SDTEST3 Progress

[From Bruce Abbott (950318.1305 EST)]

I've been working on another version of the analysis program for the SDTEST3
data. Although it is not yet finished, I thought there might be some
interest in the outcome of one attempt to automate finding the best k and
delay values for the current one-level model.

The procedure seems reasonable: find the best k for the model while
excluding from the analysis the transition data immediately following the
switch in cursor color (and active target), then use this k-value while
seeking the best switching delay. Both phases would use an iterative binary
search strategy to find the best value.

It turns out that there are at least two problems with this method. First,
the fits between model handle and actual handle are not as good as those
achieved by the previously used hand method of selecting a delay, fitting k,
and iterating these two steps. Second, the procedure failed to produce
reasonable results for the case in which the data were collected absent an
active disturbance to the cursor. In that case there was no need to keep
adjusting the mouse during the non-transitional portions of the run, so the
k-fitting procedure had little to go on. Yet the old procedure works with
or without a disturbance being applied to the cursor, as the switch itself
provides a disturbance to which a measurable response occurs, providing a
basis to compute k.

As a consequence, I'm rewriting the analysis program to automate the
previously used hand fitting of the delay. I plan to measure the actual
switching lags and then use the median lag as the starting point for the
iterative procedure. In hand fitting the data, I've noticed that the median
lag is usually slightly higher than the optimal delay, as the integration
lag (inversely proportional to k) of the model absorbs part of the observed
switching lag.

The participant's responses to the switching transitions can be viewed
partly as a reflection of the operation of the same lower-level control
sytem that handles responses to the disturbance during the time that a given
target remains selected, so it may be more appropriate to compute k while
including the transition data than while excluding them. In fact, for data
collected while the disturbance was acting, the k-values computed with and
without transition data are not all that different once the optimal lag has
been entered, as would be expected if the post-lag transition reflects only
the activity of the lower-level control system.

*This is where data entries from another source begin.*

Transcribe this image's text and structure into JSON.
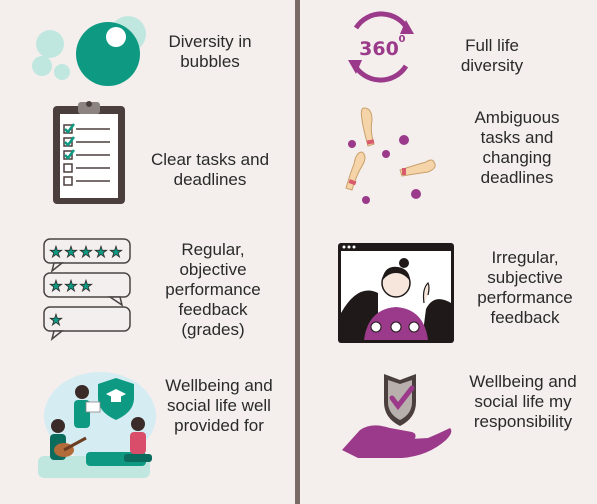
{
  "colors": {
    "background": "#f4efec",
    "divider": "#7a6a66",
    "teal": "#0e9a82",
    "light_teal": "#bfe7df",
    "purple": "#9b3a8a",
    "dark": "#3a3432"
  },
  "left": [
    {
      "label": "Diversity in bubbles",
      "icon": "bubbles-icon"
    },
    {
      "label": "Clear tasks and deadlines",
      "icon": "clipboard-checklist-icon"
    },
    {
      "label": "Regular, objective performance feedback (grades)",
      "icon": "star-rating-speech-bubbles-icon"
    },
    {
      "label": "Wellbeing and social life well provided for",
      "icon": "campus-life-illustration-icon"
    }
  ],
  "right": [
    {
      "label": "Full life diversity",
      "icon": "360-degree-icon"
    },
    {
      "label": "Ambiguous tasks and changing deadlines",
      "icon": "juggling-pins-icon"
    },
    {
      "label": "Irregular, subjective performance feedback",
      "icon": "video-call-person-icon"
    },
    {
      "label": "Wellbeing and social life my responsibility",
      "icon": "hand-shield-check-icon"
    }
  ],
  "badge_360": "360",
  "badge_degree": "0"
}
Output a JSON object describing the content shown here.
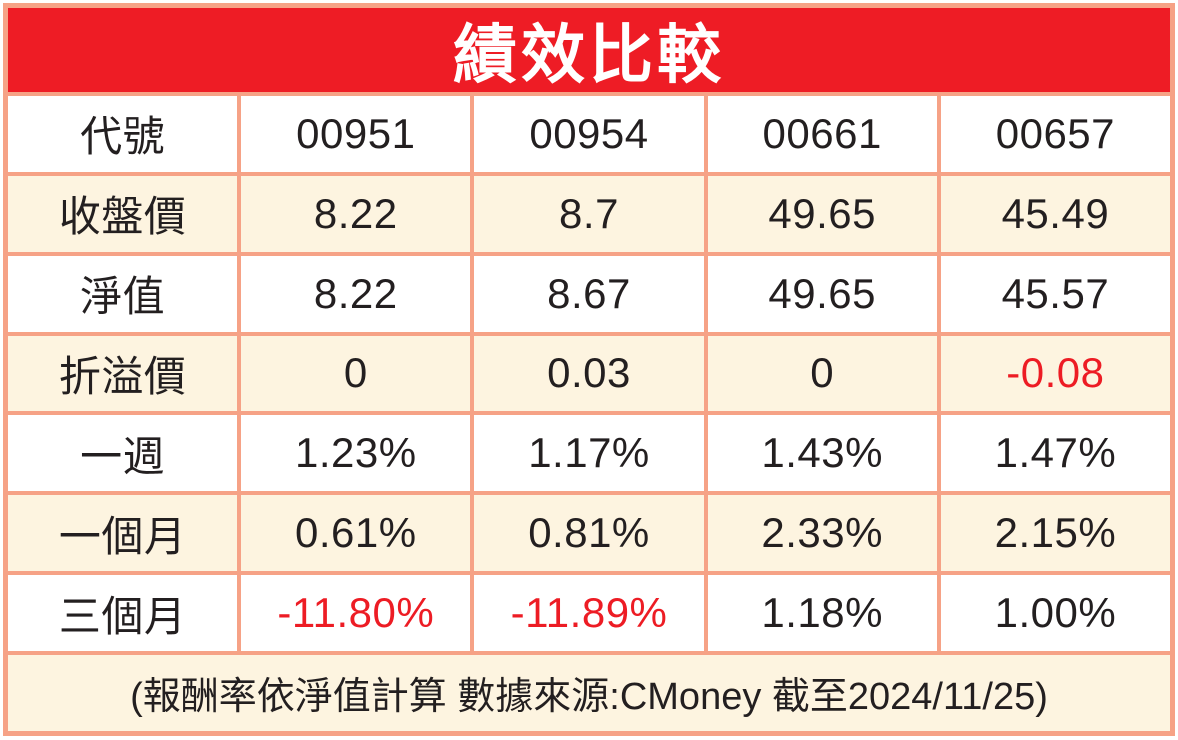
{
  "chart_data": {
    "type": "table",
    "title": "績效比較",
    "columns": [
      "代號",
      "00951",
      "00954",
      "00661",
      "00657"
    ],
    "rows": [
      {
        "label": "收盤價",
        "values": [
          "8.22",
          "8.7",
          "49.65",
          "45.49"
        ]
      },
      {
        "label": "淨值",
        "values": [
          "8.22",
          "8.67",
          "49.65",
          "45.57"
        ]
      },
      {
        "label": "折溢價",
        "values": [
          "0",
          "0.03",
          "0",
          "-0.08"
        ]
      },
      {
        "label": "一週",
        "values": [
          "1.23%",
          "1.17%",
          "1.43%",
          "1.47%"
        ]
      },
      {
        "label": "一個月",
        "values": [
          "0.61%",
          "0.81%",
          "2.33%",
          "2.15%"
        ]
      },
      {
        "label": "三個月",
        "values": [
          "-11.80%",
          "-11.89%",
          "1.18%",
          "1.00%"
        ]
      }
    ],
    "footnote": "(報酬率依淨值計算 數據來源:CMoney 截至2024/11/25)"
  },
  "colors": {
    "header_bg": "#ee1c25",
    "header_text": "#ffffff",
    "border": "#f6a286",
    "stripe_bg": "#fdf4e0",
    "white_bg": "#ffffff",
    "text": "#231f20",
    "negative": "#ed1c24"
  }
}
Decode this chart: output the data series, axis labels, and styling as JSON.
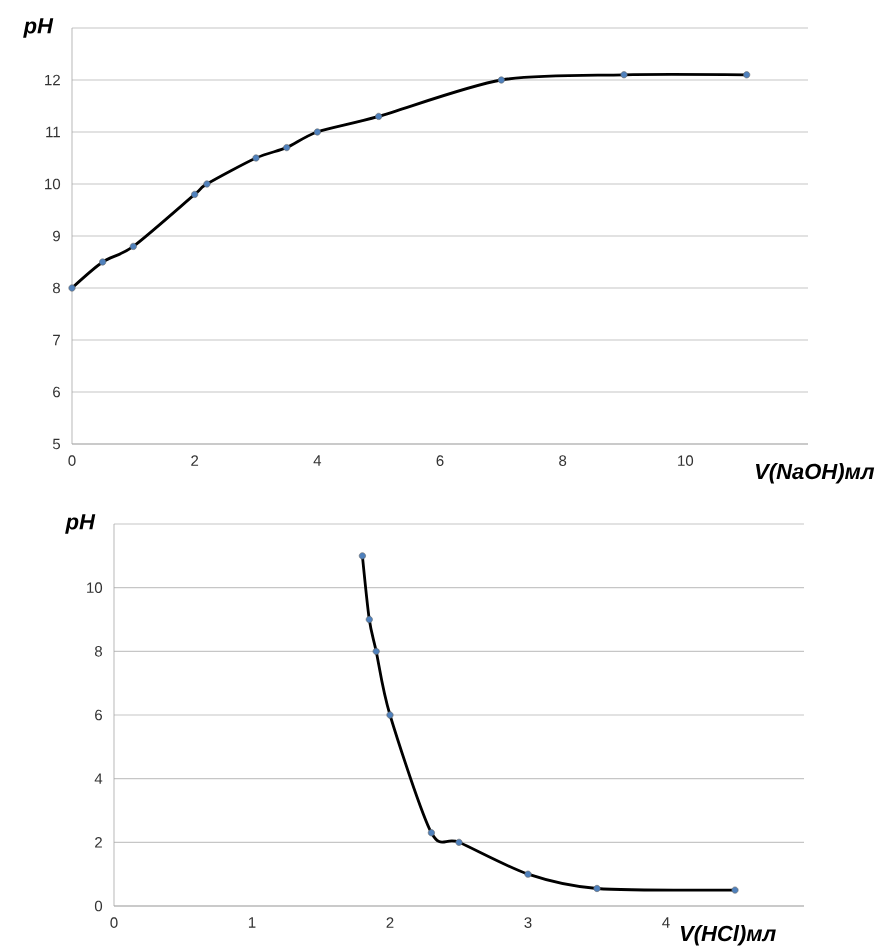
{
  "chart_data": [
    {
      "type": "line",
      "xlabel": "V(NaOH)мл",
      "ylabel": "pH",
      "xlim": [
        0,
        12
      ],
      "xticks": [
        0,
        2,
        4,
        6,
        8,
        10
      ],
      "ylim": [
        5,
        13
      ],
      "yticks": [
        5,
        6,
        7,
        8,
        9,
        10,
        11,
        12,
        {
          "value": 13,
          "label": null
        }
      ],
      "grid": "y",
      "marker": "circle",
      "line_style": "solid",
      "series": [
        {
          "color": "#000000",
          "x": [
            0,
            0.5,
            1,
            2,
            2.2,
            3,
            3.5,
            4,
            5,
            7,
            9,
            11
          ],
          "values": [
            8,
            8.5,
            8.8,
            9.8,
            10,
            10.5,
            10.7,
            11,
            11.3,
            12,
            12.1,
            12.1
          ]
        }
      ]
    },
    {
      "type": "line",
      "xlabel": "V(HCl)мл",
      "ylabel": "pH",
      "xlim": [
        0,
        5
      ],
      "xticks": [
        0,
        1,
        2,
        3,
        4
      ],
      "ylim": [
        0,
        12
      ],
      "yticks": [
        0,
        2,
        4,
        6,
        8,
        10,
        {
          "value": 12,
          "label": null
        }
      ],
      "grid": "y",
      "marker": "circle",
      "line_style": "solid",
      "series": [
        {
          "color": "#000000",
          "x": [
            1.8,
            1.85,
            1.9,
            2,
            2.3,
            2.5,
            3,
            3.5,
            4.5
          ],
          "values": [
            11,
            9,
            8,
            6,
            2.3,
            2,
            1,
            0.55,
            0.5
          ]
        }
      ]
    }
  ]
}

Meanwhile, I've run two more participants through one trial each of the
STTEST3 task. The first was a student who dropped by my office to ask about
what research I am currently involved in. I though that the easiest way to
answer that quesiton was to demonstrate, so I had her complete a run and
then showed her the analysis of her own data. The other participant was my
daughter Cyndi, who is 21. Here are the results of the runs:

Run lag k rms r
016 (student) 27 0.0830 24.20 0.979
017 (Cyndi) 22 0.3467 19.62 0.987

Both participants initially showed a marked tendency to overshoot the target
following a switch but quickly recovered. What is most remarkable about
these runs is how good they were on what was, after all, the participant's
first attempt. Good, of course, is a relative term, and by it I mean good
compared to the early performances of us old folks. Cyndi has agreed to go
through a series of sessions so that we can get some idea of what the
terminal performance of a well-practiced perticipant looks like.

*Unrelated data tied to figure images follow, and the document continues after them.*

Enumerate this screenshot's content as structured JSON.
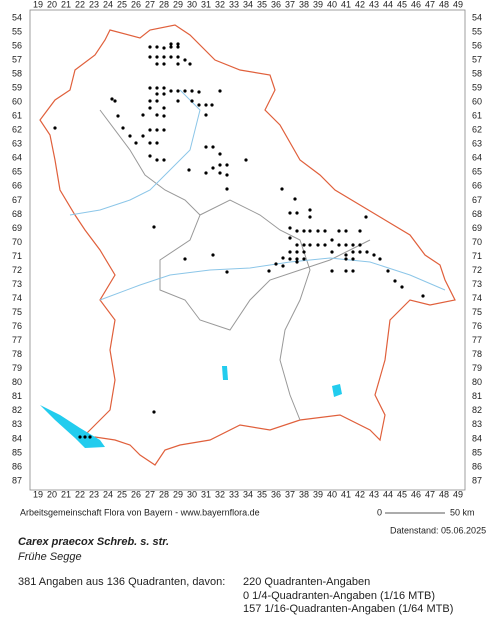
{
  "map": {
    "columns": [
      19,
      20,
      21,
      22,
      23,
      24,
      25,
      26,
      27,
      28,
      29,
      30,
      31,
      32,
      33,
      34,
      35,
      36,
      37,
      38,
      39,
      40,
      41,
      42,
      43,
      44,
      45,
      46,
      47,
      48,
      49
    ],
    "rows": [
      54,
      55,
      56,
      57,
      58,
      59,
      60,
      61,
      62,
      63,
      64,
      65,
      66,
      67,
      68,
      69,
      70,
      71,
      72,
      73,
      74,
      75,
      76,
      77,
      78,
      79,
      80,
      81,
      82,
      83,
      84,
      85,
      86,
      87
    ],
    "scale_start": "0",
    "scale_end": "50 km"
  },
  "footer": {
    "credit": "Arbeitsgemeinschaft Flora von Bayern - www.bayernflora.de",
    "date": "Datenstand: 05.06.2025",
    "title": "Carex praecox Schreb. s. str.",
    "subtitle": "Frühe Segge",
    "summary": "381 Angaben aus 136 Quadranten, davon:",
    "details": [
      "220 Quadranten-Angaben",
      "0 1/4-Quadranten-Angaben (1/16 MTB)",
      "157 1/16-Quadranten-Angaben (1/64 MTB)"
    ]
  }
}
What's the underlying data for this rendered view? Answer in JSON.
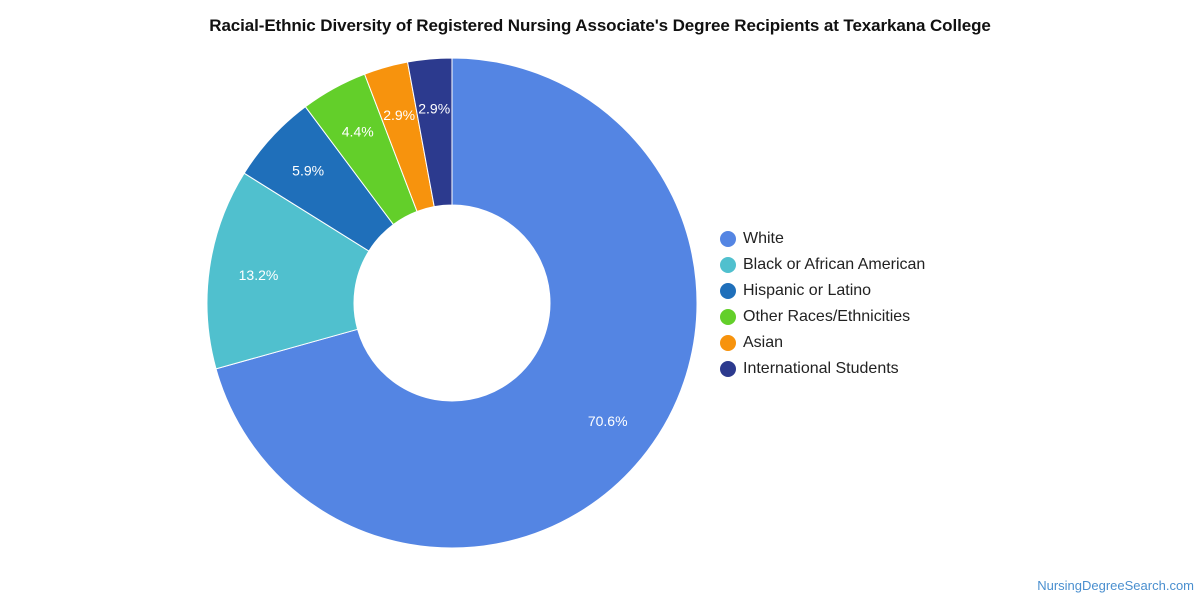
{
  "chart_data": {
    "type": "pie",
    "title": "Racial-Ethnic Diversity of Registered Nursing Associate's Degree Recipients at Texarkana College",
    "donut": true,
    "legend_position": "right",
    "series": [
      {
        "name": "White",
        "value": 70.6,
        "label": "70.6%",
        "color": "#5485e3"
      },
      {
        "name": "Black or African American",
        "value": 13.2,
        "label": "13.2%",
        "color": "#50c0ce"
      },
      {
        "name": "Hispanic or Latino",
        "value": 5.9,
        "label": "5.9%",
        "color": "#1f6fba"
      },
      {
        "name": "Other Races/Ethnicities",
        "value": 4.4,
        "label": "4.4%",
        "color": "#63cf2a"
      },
      {
        "name": "Asian",
        "value": 2.9,
        "label": "2.9%",
        "color": "#f7930d"
      },
      {
        "name": "International Students",
        "value": 2.9,
        "label": "2.9%",
        "color": "#2c3a8e"
      }
    ]
  },
  "watermark": "NursingDegreeSearch.com"
}
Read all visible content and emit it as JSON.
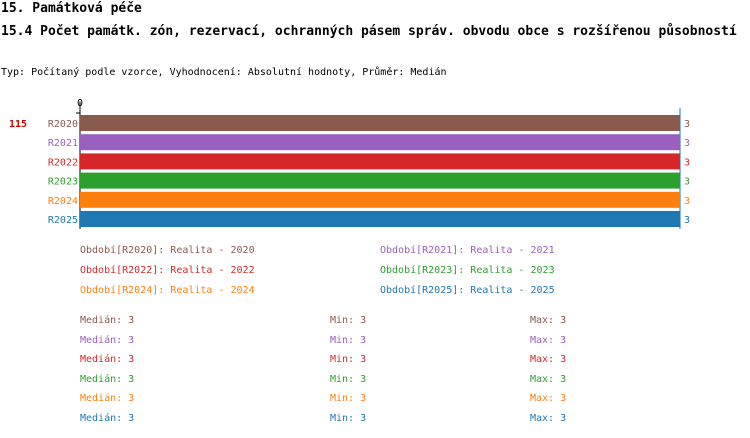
{
  "header": {
    "title": "15. Památková péče",
    "subtitle": "15.4 Počet památk. zón, rezervací, ochranných pásem správ. obvodu obce s rozšířenou působností",
    "meta": "Typ: Počítaný podle vzorce, Vyhodnocení: Absolutní hodnoty, Průměr: Medián"
  },
  "chart_data": {
    "type": "bar",
    "orientation": "horizontal",
    "row_label": "115",
    "axis_zero_label": "0",
    "categories": [
      "R2020",
      "R2021",
      "R2022",
      "R2023",
      "R2024",
      "R2025"
    ],
    "values": [
      3,
      3,
      3,
      3,
      3,
      3
    ],
    "value_labels": [
      "3",
      "3",
      "3",
      "3",
      "3",
      "3"
    ],
    "xlim": [
      0,
      3
    ],
    "colors": [
      "#8b5a4e",
      "#9b5fc0",
      "#d62728",
      "#2ca02c",
      "#ff7f0e",
      "#1f77b4"
    ],
    "legend": [
      "Období[R2020]: Realita - 2020",
      "Období[R2021]: Realita - 2021",
      "Období[R2022]: Realita - 2022",
      "Období[R2023]: Realita - 2023",
      "Období[R2024]: Realita - 2024",
      "Období[R2025]: Realita - 2025"
    ],
    "stats": [
      {
        "median": "Medián: 3",
        "min": "Min: 3",
        "max": "Max: 3"
      },
      {
        "median": "Medián: 3",
        "min": "Min: 3",
        "max": "Max: 3"
      },
      {
        "median": "Medián: 3",
        "min": "Min: 3",
        "max": "Max: 3"
      },
      {
        "median": "Medián: 3",
        "min": "Min: 3",
        "max": "Max: 3"
      },
      {
        "median": "Medián: 3",
        "min": "Min: 3",
        "max": "Max: 3"
      },
      {
        "median": "Medián: 3",
        "min": "Min: 3",
        "max": "Max: 3"
      }
    ]
  }
}
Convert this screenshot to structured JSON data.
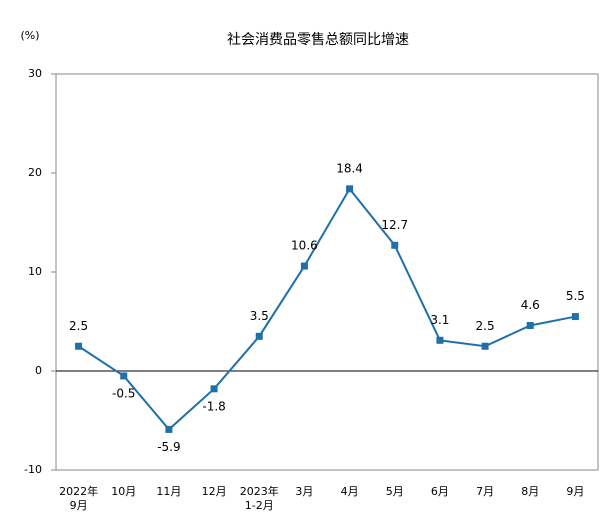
{
  "chart_data": {
    "type": "line",
    "title": "社会消费品零售总额同比增速",
    "unit_label": "(%)",
    "categories": [
      "2022年\n9月",
      "10月",
      "11月",
      "12月",
      "2023年\n1-2月",
      "3月",
      "4月",
      "5月",
      "6月",
      "7月",
      "8月",
      "9月"
    ],
    "series": [
      {
        "name": "社会消费品零售总额同比增速",
        "color": "#1f70a8",
        "values": [
          2.5,
          -0.5,
          -5.9,
          -1.8,
          3.5,
          10.6,
          18.4,
          12.7,
          3.1,
          2.5,
          4.6,
          5.5
        ]
      }
    ],
    "ylim": [
      -10,
      30
    ],
    "yticks": [
      -10,
      0,
      10,
      20,
      30
    ]
  }
}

Rick Marken has offered to develop a model of SDTEST3 performance in a week
or so that will incorporate a second-level "relationship" control system
(although for some reason he wants to do it on the Mac instead of a real
computer); I plan to do the same when I get the time, but for now I'm going
to have to attend to other business. I've got some other ideas to try as
well with respect to data collection, but I'll hold off discussing those
until I have had an opportunity to experiment a bit.